We began with the people we found downtown, interviewed people on the street and talked to the businesses and the farmers. We met with the chamber of commerce and groups like Downtown Roanoke Inc., Center in the Square and the Roanoke Valley Convention & Visitors Bureau. We studied other cities like Roanoke, the ones that work (Bellingham, Wash., Ithaca N.Y., Providence, R.I., Chattanooga, Tenn.) and the ones that don't. We tried to identify those things that were most important to us about Roanoke (the music, the greenways, outdoor recreation, the City Market), and we tried to think both imaginatively and strategically about how urban planning works and how we, as a community, might reinforce and build upon the fragile, if successful, changes taking place downtown.
As we began to distill those conversations, several themes began to emerge:
>> Growth and demand in downtowns across the country follow strategic investment in outdoor and pedestrian-focused areas;
>> Roanoke has very few of these type parks or pedestrian oriented spaces;
>> The City Market, our history and our heritage make Roanoke unique and give it that character that we love.
These themes encouraged us to think boldly about Market Square, about both its past and future.
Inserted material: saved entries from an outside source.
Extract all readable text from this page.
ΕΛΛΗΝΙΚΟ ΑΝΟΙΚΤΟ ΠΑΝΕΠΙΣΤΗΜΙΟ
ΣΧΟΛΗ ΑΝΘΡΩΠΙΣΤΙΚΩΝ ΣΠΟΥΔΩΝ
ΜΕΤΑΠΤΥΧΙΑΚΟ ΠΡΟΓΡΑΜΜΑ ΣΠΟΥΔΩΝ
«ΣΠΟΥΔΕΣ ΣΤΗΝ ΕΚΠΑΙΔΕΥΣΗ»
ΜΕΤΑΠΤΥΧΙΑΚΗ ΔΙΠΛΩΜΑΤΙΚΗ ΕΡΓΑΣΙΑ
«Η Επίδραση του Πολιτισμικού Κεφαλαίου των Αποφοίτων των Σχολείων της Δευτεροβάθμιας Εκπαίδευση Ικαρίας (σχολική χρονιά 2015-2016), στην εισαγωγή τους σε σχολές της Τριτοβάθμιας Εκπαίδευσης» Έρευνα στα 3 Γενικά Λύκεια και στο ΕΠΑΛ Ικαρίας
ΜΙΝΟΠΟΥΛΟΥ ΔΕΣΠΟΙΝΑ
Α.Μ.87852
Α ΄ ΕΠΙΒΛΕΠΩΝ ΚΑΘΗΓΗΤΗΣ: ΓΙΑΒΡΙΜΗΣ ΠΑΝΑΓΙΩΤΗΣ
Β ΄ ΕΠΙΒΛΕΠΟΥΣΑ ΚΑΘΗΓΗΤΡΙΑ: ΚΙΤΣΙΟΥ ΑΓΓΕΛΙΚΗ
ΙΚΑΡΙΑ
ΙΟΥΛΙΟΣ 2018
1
The plan you see here is a sketch, a starting point, to expand a conversation that began between a few to include all who care about the future of downtown. As we begin that conversation in earnest, we wanted to introduce a few points we think are important to any new design of Market Square:
>> Moving to a more pedestrian-oriented, dynamic flexible space offers numerous possibilities for expanded exchange, both economic and social (think outdoor dining at the Weiner Stand, a drop-off zone for kids visiting Mill Mountain Theatre or an outdoor concert series).
>> While this design does eliminate 24 parking spaces (did you know that there are more than 4,500 free parking spaces downtown?), it improves traffic flow while maintaining automotive access to the 300 block of Market Street. Any new design should create a safer experience for both pedestrian and vehicular users (have you tried to back into one of those spaces lately?).
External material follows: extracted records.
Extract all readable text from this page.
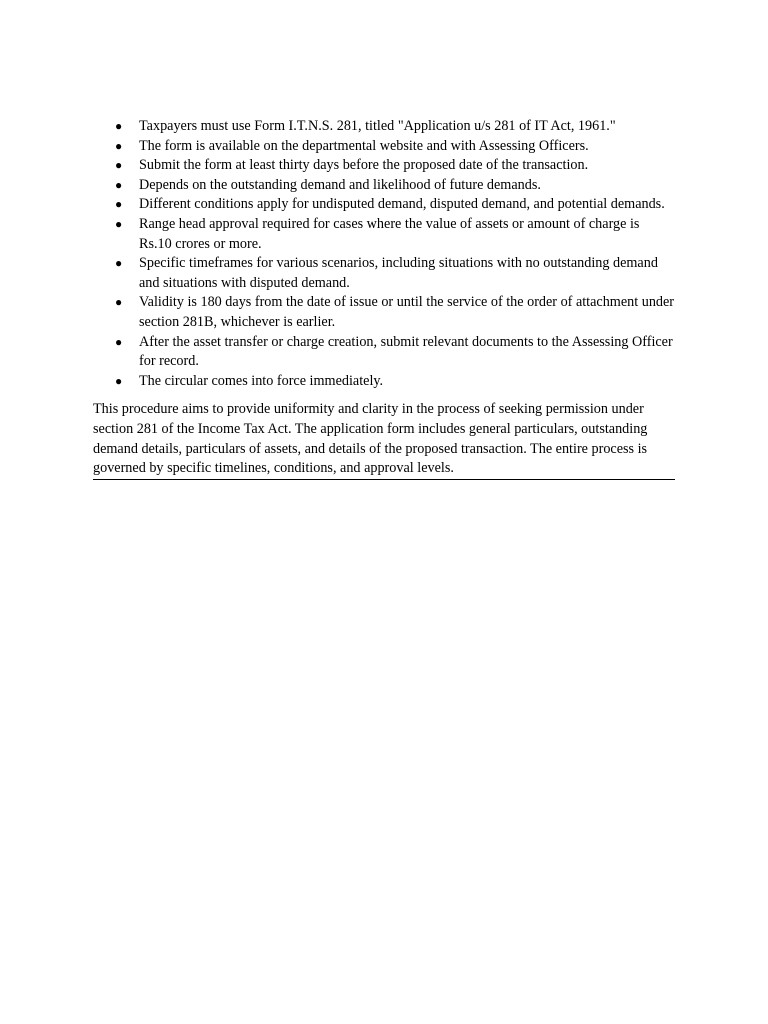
● Taxpayers must use Form I.T.N.S. 281, titled "Application u/s 281 of IT Act, 1961."
● The form is available on the departmental website and with Assessing Officers.
● Submit the form at least thirty days before the proposed date of the transaction.
● Depends on the outstanding demand and likelihood of future demands.
● Different conditions apply for undisputed demand, disputed demand, and potential demands.
● Range head approval required for cases where the value of assets or amount of charge is Rs.10 crores or more.
● Specific timeframes for various scenarios, including situations with no outstanding demand and situations with disputed demand.
● Validity is 180 days from the date of issue or until the service of the order of attachment under section 281B, whichever is earlier.
● After the asset transfer or charge creation, submit relevant documents to the Assessing Officer for record.
● The circular comes into force immediately.

This procedure aims to provide uniformity and clarity in the process of seeking permission under section 281 of the Income Tax Act. The application form includes general particulars, outstanding demand details, particulars of assets, and details of the proposed transaction. The entire process is governed by specific timelines, conditions, and approval levels.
>> Short-term parking is an important part of downtown retail sales. We believe any successful plan for Market Square should be part of a bigger conversation about reintroducing short-term parking solutions into the matrix of downtown parking. The problem is not that we have too few spaces, but rather how we use those spaces that we do have.
>> Any new design for the farmers' stalls should accommodate that which works about the current configuration (allowing trucks to back into the stalls) while offering more points of sale and more total square footage for display. This is about expanding and improving the market and the market experience and not compromising the legacy and heritage of that which makes our city unique.
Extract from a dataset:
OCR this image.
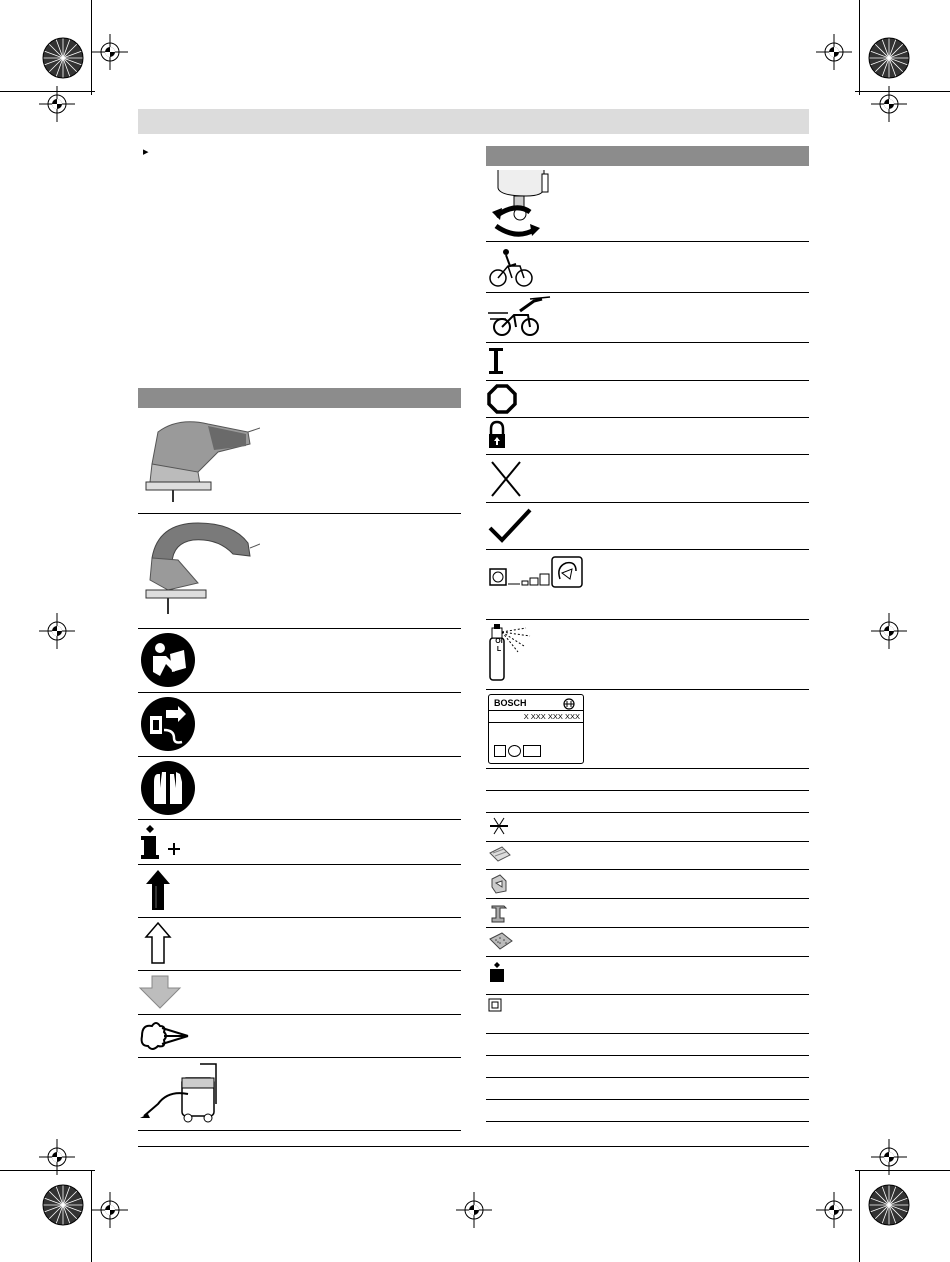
▸
OIL
BOSCH
X XXX XXX XXX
>> Introducing canopy and green space to the heart of downtown not only provides shade, color and character but helps reduce storm water run-off and improves water quality.
>> While removing the canopies along the south side of the site and replacing the current asphalt with pavers does change the current configuration of Market Square, so too does it open up retail spaces to the pedestrian, provide needed visibility, a meaningful identity and expand possibilities for outdoor dining. Not all change is harmful.
We hope that this plan proves the beginning of a conversation about downtown — about our downtown. At any given moment, two paths lie open to a city: It can move forward, pushed and pulled by those who care, or it can stagnate, stall and fail, forgotten by those who have already left.